5 Experiments and Analysis

In this section, we conduct a series of experiments to evaluate our service composition approach. To demonstrate the effectiveness of our approach, we also compare with other similar RL algorithms.

5.1 Experiment Setting

In the experiments, we assign each service node with random QoS values that follow the normal distribution. The algorithm proposed in this paper, i.e., SARSA(\(\lambda \)) for belief MDP, is referred to as b-SARSA(\(\lambda \)). We conduct comparative experiments with Time-based Learning method (referred to as TL) [8], and a multi-agent SARSA algorithm (referred to as multi-SARSA) [14]. A number of key parameters are set as follows. The learning rate \(\alpha \) is set to 0.6 similar to the study in [14]. The discount factor \(\gamma \) is set to 0.9 and the \(\epsilon \)-greedy exploration strategy value is set to 0.6. The experiments are conducted on an Intel i3-2120 3.30 GHz PC with 4 GB RAM.

5.2 Result Analysis

5.2.1 Validation of Effectiveness

In the first experiment, we mainly verify the effectiveness of b-SARSA(\(\lambda \)). The number of successful explorations of an algorithm is used as the standard to compare their convergency rate. The discount cumulative reward received by each algorithm is counted to represent the learning effect.

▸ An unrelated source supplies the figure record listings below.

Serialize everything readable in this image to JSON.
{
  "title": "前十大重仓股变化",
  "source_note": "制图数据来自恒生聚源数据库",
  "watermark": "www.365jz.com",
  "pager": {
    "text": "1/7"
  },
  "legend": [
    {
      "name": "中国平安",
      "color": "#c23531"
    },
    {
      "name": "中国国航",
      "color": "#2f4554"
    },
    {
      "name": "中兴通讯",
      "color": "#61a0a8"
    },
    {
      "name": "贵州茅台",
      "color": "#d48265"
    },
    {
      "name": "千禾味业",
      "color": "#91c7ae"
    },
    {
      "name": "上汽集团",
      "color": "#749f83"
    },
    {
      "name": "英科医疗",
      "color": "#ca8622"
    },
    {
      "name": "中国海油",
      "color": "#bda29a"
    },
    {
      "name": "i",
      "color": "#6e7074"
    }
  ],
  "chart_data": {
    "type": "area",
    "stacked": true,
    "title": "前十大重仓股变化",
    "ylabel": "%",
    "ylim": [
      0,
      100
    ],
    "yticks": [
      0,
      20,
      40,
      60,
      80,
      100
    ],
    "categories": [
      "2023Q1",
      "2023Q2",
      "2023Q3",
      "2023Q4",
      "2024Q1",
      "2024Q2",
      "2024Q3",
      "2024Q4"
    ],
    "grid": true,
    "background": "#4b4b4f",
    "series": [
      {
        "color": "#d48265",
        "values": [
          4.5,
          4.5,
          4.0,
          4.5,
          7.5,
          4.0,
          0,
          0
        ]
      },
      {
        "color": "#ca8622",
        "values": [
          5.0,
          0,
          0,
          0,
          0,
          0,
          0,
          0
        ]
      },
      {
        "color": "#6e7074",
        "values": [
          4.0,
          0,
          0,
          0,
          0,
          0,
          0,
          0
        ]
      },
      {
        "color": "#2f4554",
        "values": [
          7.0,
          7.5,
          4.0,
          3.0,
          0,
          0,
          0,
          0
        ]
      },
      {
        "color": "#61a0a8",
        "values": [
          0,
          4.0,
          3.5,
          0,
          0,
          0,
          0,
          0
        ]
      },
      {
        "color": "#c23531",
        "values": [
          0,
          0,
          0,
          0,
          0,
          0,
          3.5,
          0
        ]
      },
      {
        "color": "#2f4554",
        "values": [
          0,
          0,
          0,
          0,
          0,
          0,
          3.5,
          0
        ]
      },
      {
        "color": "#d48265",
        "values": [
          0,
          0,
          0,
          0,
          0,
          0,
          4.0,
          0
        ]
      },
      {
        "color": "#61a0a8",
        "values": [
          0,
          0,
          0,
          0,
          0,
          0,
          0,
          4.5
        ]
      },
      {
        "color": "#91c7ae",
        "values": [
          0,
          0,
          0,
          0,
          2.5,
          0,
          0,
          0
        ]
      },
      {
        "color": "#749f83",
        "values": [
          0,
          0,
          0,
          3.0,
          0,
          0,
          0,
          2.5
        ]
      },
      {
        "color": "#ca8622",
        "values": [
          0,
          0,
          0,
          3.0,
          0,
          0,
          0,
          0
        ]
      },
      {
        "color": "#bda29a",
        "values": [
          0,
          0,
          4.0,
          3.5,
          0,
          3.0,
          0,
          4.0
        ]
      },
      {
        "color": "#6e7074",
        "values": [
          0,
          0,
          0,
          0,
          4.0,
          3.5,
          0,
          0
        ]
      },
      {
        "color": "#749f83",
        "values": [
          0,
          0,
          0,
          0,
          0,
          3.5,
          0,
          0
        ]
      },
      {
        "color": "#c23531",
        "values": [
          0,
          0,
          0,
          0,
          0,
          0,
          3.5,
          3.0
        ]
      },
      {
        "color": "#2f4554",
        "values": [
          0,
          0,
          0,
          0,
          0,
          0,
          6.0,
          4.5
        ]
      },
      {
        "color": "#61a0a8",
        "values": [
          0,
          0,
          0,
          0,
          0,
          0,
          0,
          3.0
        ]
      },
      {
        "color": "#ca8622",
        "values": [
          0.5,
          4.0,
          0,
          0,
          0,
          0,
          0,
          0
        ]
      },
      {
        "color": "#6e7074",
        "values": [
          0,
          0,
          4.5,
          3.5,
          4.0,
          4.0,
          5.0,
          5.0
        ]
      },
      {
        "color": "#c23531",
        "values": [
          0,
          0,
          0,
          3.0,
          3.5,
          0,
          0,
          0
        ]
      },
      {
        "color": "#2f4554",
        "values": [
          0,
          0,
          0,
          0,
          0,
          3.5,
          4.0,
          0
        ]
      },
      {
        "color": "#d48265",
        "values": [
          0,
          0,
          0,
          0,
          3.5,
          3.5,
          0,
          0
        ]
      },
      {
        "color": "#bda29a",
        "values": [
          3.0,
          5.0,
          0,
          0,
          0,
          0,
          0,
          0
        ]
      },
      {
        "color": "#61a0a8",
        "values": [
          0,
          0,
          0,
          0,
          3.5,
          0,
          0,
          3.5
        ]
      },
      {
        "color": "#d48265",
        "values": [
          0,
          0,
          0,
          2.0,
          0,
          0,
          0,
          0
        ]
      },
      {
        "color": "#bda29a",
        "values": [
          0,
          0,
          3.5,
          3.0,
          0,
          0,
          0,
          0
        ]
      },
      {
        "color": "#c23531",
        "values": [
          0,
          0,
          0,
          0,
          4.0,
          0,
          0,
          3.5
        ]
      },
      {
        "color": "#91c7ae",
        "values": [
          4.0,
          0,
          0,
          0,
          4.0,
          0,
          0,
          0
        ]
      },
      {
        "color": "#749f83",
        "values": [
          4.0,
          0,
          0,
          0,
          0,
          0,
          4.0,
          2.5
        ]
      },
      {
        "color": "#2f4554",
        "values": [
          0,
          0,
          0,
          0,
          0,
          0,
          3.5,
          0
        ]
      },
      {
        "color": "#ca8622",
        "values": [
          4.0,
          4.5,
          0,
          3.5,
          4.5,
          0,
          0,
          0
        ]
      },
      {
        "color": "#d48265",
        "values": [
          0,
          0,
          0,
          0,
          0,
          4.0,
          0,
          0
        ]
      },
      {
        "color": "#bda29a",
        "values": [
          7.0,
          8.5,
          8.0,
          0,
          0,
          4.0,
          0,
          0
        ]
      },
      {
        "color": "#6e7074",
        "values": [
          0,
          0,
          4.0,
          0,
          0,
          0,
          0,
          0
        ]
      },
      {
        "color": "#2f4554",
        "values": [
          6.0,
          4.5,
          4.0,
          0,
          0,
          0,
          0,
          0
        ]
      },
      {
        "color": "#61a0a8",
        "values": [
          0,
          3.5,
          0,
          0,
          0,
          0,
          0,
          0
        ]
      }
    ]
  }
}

As shown in Fig. 1(a), b-SARSA(\(\lambda \)) has several superiority compared with other two algorithms. Compared to multi-SARSA, the b-SARSA(\(\lambda \)) algorithm has higher cumulative reward value. The multi-SARSA learns in the MDP model that judges the current state of environment without comprehensive understanding of the environment, while the POMDP computes and analyzes the environment based on belief states. Although multi-agent mechanism can accelerate the convergency rate in multi-SARSA, it obtains less reward value than b-SARSA(\(\lambda \)) in POMDP. On the other hand, in the same POMDP environment, b-SARSA(\(\lambda \)) has faster convergence rate than TL. The reason mainly lies in the introduction of eligibility traces in b-SARSA(\(\lambda \)), which can optimize current action with experience from past decisions to accelerate the learning rate.

Fig. 1.
figure 1

(a) Validation of effectiveness (b) Validation of adaptability

5.2.2 Validation of Adaptability

Service QoS attributes may change in a dynamic web service environment. Therefore, this experiment mainly studies the adaptability of b-SARSA(\(\lambda \)). We allow 10 %, 15 % and 20 % of changes on the QoS values of a fixed number of candidate services during the learning process to simulate the dynamic environment. Also, we set QoS fluctuations between the 2000th episode and 2500th episode to enhance comparison. Figure 1(b) presents the experiment results. We can see that the b-SARSA(\(\lambda \)) algorithm converges finally in spite of the changes of the QoS, with just different convergence time. Even for huge QoS fluctuations, the reward values temporary decline, but the algorithm will relearn the current strategy and generate a new optimal strategy for the new environment. Therefore, the b-SARSA(\(\lambda \)) algorithm can handle the changes and find the optimal strategy adaptively.

6 Conclusions and Future Directions

In a dynamic service composition environment, the services’ internal states and their QoS behaviors may be unpredictable and opaque. As a result, the available information for agents can be implicit. Therefore, this paper presents a reinforcement learning algorithm based on a POMDP model to address the non-observability issue in service composition, which utilizes the partially observed information to make decisions. By introducing the belief state, which presents the probability distributions over all states, the POMDP model can be converted into a belief MDP model. We also introduce the SARSA(\(\lambda \)) algorithm to run in a belief MDP, which combines the on-policy SARSA algorithm with the concept of multi-step prediction from eligibility traces. The algorithm can achieve better learning efficiency while enhancing the adaptability. The experiments validate the effectiveness and superiority of our approach in an incomplete information environment.